Além da dificuldade de provar as denúncias, vítimas enfrentam microagressões que não são reconhecidas como violências em ambientes de trabalho. Para juíza, reforma trabalhista de 2017 tornou ainda mais complicado levar esses casos à Justiça***
(Gênero e Número | 25/11/2021 / Por Agnes Sofia Guimarães)
Há vinte anos, a lei contra o assédio sexual no trabalho entrava em vigor. No entanto, vítimas precisam superar diversos obstáculos para levar os casos de assédio sexual à Justiça, o que acaba muitas vezes as desencorajando. Levantamento da Gênero e Número mostra que, entre 2017 e 2020, de 16.278 processos relacionados a casos de assédio sexual que foram julgados em primeira instância na Justiça do Trabalho, apenas 224 terminaram como procedentes — ou seja, as autoras, ou as vítimas, tiveram suas denúncias totalmente reconhecidas. Isso representa 1% dos casos.
No mesmo período, 41% dos casos terminaram em conciliação, 10% foram julgados improcedentes e 35% procedentes em parte — a vítima teve alguma de suas demandas reconhecidas no processo, mas não conseguiu, totalmente, o reconhecimento de que sofreu assédio sexual.
Para a Juíza do Trabalho Lisandra Lopes, provar o assédio acaba sendo um dos maiores desafios para as vítimas.
“O assédio é praticado de maneira furtiva, escondida. É muito difícil a vítima contar com documentos e testemunhas. Hoje temos uma grande vantagem: a possibilidade de prints em mensagens de Whatsapp e a gravação de conversas [observando que a gravação pelo interlocutor é permitida, segundo a jurisprudência dominante]. Ainda assim, não é sempre que se consegue essa prova”, explica.
A juíza também acredita que a oscilação negativa de casos novos a partir de 2017, na Justiça do Trabalho, pode ter relação com a aprovação da última reforma trabalhista — que, segundo ela, transformou-se em um mecanismo de medo para as vítimas em processos motivados por diversas causas, incluindo assédio sexual. Se em 2017 foram 5.171 casos novos de assédio sexual, 2020 terminou com a entrada de apenas 2.455 casos.

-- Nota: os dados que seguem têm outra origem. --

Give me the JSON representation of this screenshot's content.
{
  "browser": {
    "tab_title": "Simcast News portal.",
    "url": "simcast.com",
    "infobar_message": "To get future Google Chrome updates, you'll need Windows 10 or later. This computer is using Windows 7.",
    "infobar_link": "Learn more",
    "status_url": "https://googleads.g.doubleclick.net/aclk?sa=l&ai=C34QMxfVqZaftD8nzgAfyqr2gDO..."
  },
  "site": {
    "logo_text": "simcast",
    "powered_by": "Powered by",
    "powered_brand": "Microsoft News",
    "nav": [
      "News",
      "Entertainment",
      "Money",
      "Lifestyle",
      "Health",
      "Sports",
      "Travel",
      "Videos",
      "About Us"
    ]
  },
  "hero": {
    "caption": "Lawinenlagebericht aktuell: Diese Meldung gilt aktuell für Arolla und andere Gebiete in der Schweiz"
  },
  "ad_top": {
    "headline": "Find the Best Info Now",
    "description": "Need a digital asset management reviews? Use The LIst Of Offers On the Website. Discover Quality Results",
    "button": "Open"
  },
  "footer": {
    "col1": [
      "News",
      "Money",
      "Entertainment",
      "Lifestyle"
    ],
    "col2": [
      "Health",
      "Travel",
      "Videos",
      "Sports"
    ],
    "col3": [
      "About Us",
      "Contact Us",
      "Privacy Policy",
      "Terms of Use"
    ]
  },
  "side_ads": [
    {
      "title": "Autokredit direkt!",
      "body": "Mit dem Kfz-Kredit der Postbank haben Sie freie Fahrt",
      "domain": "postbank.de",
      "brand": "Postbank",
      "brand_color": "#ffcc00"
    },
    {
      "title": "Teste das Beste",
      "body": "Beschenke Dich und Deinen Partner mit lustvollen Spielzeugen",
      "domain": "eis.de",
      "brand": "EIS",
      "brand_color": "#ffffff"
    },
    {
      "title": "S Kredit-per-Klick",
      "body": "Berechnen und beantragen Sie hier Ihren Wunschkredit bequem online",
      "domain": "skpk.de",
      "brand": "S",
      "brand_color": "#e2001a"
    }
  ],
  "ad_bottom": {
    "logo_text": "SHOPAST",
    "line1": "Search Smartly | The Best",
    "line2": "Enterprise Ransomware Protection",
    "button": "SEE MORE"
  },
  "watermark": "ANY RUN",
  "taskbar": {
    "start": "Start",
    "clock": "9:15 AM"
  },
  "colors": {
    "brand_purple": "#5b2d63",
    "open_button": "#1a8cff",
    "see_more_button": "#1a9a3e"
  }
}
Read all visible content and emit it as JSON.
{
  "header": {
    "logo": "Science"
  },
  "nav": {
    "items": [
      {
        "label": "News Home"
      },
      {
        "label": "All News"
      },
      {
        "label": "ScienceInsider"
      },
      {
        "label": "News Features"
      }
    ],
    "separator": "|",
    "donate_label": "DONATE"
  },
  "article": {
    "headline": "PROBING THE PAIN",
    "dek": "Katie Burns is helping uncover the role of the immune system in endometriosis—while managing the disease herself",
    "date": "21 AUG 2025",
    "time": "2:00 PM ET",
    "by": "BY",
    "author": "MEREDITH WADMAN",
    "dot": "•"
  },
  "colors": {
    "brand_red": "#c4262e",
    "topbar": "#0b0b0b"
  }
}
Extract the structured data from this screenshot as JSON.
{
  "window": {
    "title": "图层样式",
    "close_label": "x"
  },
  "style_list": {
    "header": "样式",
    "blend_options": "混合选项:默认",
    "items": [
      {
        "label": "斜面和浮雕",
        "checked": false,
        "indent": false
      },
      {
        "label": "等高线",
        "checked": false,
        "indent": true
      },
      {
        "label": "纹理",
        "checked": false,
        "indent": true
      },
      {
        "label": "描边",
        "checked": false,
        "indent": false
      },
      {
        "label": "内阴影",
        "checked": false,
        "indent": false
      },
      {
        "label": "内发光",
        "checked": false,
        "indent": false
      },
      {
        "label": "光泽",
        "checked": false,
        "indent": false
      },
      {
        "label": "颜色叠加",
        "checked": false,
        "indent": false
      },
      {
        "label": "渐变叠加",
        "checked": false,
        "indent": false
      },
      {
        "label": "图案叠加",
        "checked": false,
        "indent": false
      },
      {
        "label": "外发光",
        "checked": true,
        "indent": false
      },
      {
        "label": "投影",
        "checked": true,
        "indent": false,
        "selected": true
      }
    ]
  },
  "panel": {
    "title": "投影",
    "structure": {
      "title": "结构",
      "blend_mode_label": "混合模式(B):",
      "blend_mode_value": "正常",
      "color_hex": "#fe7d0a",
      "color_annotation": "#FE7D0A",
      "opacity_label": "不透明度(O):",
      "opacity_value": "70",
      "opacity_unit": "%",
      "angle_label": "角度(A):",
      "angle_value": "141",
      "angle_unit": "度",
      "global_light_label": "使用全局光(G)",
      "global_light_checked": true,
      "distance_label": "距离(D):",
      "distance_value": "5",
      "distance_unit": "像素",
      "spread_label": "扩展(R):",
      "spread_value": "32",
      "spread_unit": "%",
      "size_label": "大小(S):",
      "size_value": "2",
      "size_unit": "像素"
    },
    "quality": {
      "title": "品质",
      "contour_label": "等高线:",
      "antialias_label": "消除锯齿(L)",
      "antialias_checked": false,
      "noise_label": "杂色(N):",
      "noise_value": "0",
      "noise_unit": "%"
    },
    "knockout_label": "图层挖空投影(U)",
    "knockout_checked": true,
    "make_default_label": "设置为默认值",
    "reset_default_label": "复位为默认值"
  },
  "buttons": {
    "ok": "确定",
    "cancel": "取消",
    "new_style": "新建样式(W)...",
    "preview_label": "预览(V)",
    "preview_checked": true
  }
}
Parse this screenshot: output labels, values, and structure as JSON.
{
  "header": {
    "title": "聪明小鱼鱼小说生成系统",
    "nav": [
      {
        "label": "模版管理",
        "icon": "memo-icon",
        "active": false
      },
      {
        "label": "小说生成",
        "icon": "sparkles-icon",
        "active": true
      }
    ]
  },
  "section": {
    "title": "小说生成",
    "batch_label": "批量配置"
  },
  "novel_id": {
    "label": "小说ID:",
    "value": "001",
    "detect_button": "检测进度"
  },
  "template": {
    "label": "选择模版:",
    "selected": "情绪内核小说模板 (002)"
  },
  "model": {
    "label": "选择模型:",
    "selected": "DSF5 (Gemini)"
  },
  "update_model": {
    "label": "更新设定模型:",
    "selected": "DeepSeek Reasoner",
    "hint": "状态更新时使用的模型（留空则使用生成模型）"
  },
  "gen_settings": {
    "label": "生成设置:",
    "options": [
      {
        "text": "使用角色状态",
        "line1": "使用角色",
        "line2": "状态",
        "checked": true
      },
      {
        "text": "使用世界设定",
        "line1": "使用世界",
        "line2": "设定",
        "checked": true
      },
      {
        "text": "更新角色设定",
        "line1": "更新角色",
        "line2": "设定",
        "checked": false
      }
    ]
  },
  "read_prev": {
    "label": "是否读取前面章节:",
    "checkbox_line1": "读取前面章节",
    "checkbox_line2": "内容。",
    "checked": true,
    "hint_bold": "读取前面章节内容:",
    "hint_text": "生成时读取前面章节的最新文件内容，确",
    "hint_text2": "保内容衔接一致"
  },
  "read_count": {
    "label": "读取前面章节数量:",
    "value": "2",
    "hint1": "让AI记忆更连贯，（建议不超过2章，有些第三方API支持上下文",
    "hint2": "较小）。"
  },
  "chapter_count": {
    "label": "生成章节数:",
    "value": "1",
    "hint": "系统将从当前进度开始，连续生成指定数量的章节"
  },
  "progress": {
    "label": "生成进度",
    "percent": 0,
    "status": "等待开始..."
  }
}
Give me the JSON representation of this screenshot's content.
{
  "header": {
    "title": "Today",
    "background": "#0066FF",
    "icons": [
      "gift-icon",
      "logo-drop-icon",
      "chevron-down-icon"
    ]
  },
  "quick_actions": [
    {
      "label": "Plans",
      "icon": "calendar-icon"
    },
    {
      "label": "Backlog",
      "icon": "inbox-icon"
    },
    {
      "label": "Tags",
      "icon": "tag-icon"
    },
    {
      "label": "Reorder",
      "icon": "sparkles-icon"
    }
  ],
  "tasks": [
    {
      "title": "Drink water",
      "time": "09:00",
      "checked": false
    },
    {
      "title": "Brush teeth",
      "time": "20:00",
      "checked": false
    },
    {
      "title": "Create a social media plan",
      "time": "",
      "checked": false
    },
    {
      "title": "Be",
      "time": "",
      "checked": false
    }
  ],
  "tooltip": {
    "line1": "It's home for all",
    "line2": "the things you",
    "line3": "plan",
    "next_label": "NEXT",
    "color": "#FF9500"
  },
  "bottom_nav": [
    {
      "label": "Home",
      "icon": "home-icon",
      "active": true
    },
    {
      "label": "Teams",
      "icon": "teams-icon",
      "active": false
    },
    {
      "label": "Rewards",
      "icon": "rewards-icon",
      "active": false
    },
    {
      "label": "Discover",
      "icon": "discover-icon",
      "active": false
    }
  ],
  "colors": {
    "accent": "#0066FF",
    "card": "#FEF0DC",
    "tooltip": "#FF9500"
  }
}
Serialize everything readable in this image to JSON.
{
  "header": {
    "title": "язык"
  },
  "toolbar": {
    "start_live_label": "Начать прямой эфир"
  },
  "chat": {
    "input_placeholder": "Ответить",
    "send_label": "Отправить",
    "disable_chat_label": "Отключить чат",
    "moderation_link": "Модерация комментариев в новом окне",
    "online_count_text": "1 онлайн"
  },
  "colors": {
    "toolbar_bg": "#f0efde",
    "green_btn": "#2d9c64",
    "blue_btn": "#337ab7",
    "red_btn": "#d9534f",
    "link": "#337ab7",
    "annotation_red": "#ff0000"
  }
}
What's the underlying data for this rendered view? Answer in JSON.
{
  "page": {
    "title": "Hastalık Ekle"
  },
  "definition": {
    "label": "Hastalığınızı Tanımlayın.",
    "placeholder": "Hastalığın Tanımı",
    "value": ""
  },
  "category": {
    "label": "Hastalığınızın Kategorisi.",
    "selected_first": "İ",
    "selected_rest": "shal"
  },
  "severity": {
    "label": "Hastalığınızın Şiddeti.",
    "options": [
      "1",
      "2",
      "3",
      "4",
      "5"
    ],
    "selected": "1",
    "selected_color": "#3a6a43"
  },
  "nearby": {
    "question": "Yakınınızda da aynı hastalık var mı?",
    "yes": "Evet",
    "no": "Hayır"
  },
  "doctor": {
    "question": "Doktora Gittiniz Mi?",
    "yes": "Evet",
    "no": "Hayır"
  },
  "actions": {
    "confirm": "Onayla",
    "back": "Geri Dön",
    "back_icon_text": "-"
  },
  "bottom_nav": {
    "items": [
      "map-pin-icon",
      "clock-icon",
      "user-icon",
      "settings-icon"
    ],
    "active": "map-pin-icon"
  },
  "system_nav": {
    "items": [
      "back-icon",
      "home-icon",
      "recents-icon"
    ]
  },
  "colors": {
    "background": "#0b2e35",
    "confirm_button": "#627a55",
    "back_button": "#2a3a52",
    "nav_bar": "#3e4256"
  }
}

“A reforma implicou uma queda geral nos números de processos trabalhistas. E não podemos ser ingênuos e pensar que isso se deu porque agora a lei é cumprida com mais frequência. A reforma simplesmente acabou com uma série de direitos, dificultou o acesso à justiça gratuita, trouxe ônus financeiros mesmo para os beneficiários da gratuidade, incluindo a figura dos honorários de sucumbência, a serem pagos pelo trabalhador ou pela trabalhadora se perderem total ou parcialmente o caso. Em resumo, entrar na Justiça pode custar caro. E além do custo emocional e do risco de uma demanda que apresenta todas estas dificuldades, há ainda o risco financeiro”, lamenta.